Hundreds of NU dining workers employed by Compass Group, the University’s food service provider, began striking on Monday. Since then, the workers have picketed outside various dining halls and at The Arch from 6 a.m. to 8:30 p.m. each day.
Weinberg senior and SOLR member Julián Fefer joined roughly 20 students in a march with the workers Friday.
The group marched near The Arch, then past Foster-Walker and around the sorority quad. Students joined the workers to chant phrases such as, “Compass, Compass, rich and rude, we don’t like your attitude.”
“Their fight is incredibly inspiring, and they are the foundation of the campus community,” Fefer said. “This campus quite literally would not function without them.”
Fefer said he wants Compass to negotiate a new contract that provides the dining workers fair wages, decent pensions and job security.
The current strike is NU’s first ever foodservice and hospitality workers’ strike, according to Weeks. He also called for increased wages so workers could support their families.

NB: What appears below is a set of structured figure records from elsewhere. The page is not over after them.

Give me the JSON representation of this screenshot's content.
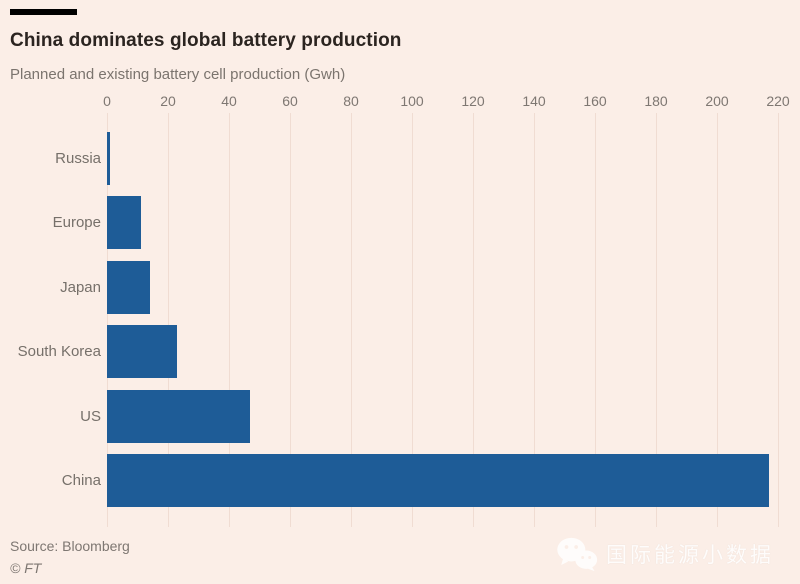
{
  "chart_data": {
    "type": "bar",
    "orientation": "horizontal",
    "title": "China dominates global battery production",
    "subtitle": "Planned and existing battery cell production (Gwh)",
    "categories": [
      "Russia",
      "Europe",
      "Japan",
      "South Korea",
      "US",
      "China"
    ],
    "values": [
      1,
      11,
      14,
      23,
      47,
      217
    ],
    "unit": "Gwh",
    "xlabel": "",
    "ylabel": "",
    "xlim": [
      0,
      220
    ],
    "xticks": [
      0,
      20,
      40,
      60,
      80,
      100,
      120,
      140,
      160,
      180,
      200,
      220
    ],
    "grid": true,
    "legend": "none",
    "bar_color": "#1E5C97",
    "background_color": "#FBEEE7",
    "gridline_color": "#F0DCD2",
    "label_color": "#76706A",
    "title_color": "#2B2420"
  },
  "footer": {
    "source": "Source: Bloomberg",
    "copyright": "© FT",
    "watermark_text": "国际能源小数据",
    "watermark_icon": "wechat-icon"
  }
}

“I know that lots of us would rather be at work feeding students and doing the work that we love than be on strike,” Weeks said. “But we are holding Compass to account.”
Weeks thanked the students in attendance for their support and said the dining workers and students were “chosen family.”
At a March 5 Associated Student Government meeting, the Senate voted in favor of passing emergency legislation to support campus food service workers.
Jacquelin Perez, who has worked for Compass for three years and currently works at Shake Smart, said Compass’s mistreatment and manager retaliation against some workers led them to strike.
“I have never, ever witnessed or endured any type of working conditions like I have working for Norris or Shake Smart,” Perez said.
She added that workers deserve increased compensation and a fair pension.
Sarah Lyons, the communications director for UNITE HERE Local 1, said the dining workers will continue to strike on weekdays, weekends and over spring break, until Compass negotiates a new contract with the union.
“Workers are still on strike for a fair contract,” she said. “The issues are still on the table. We’re still out here.”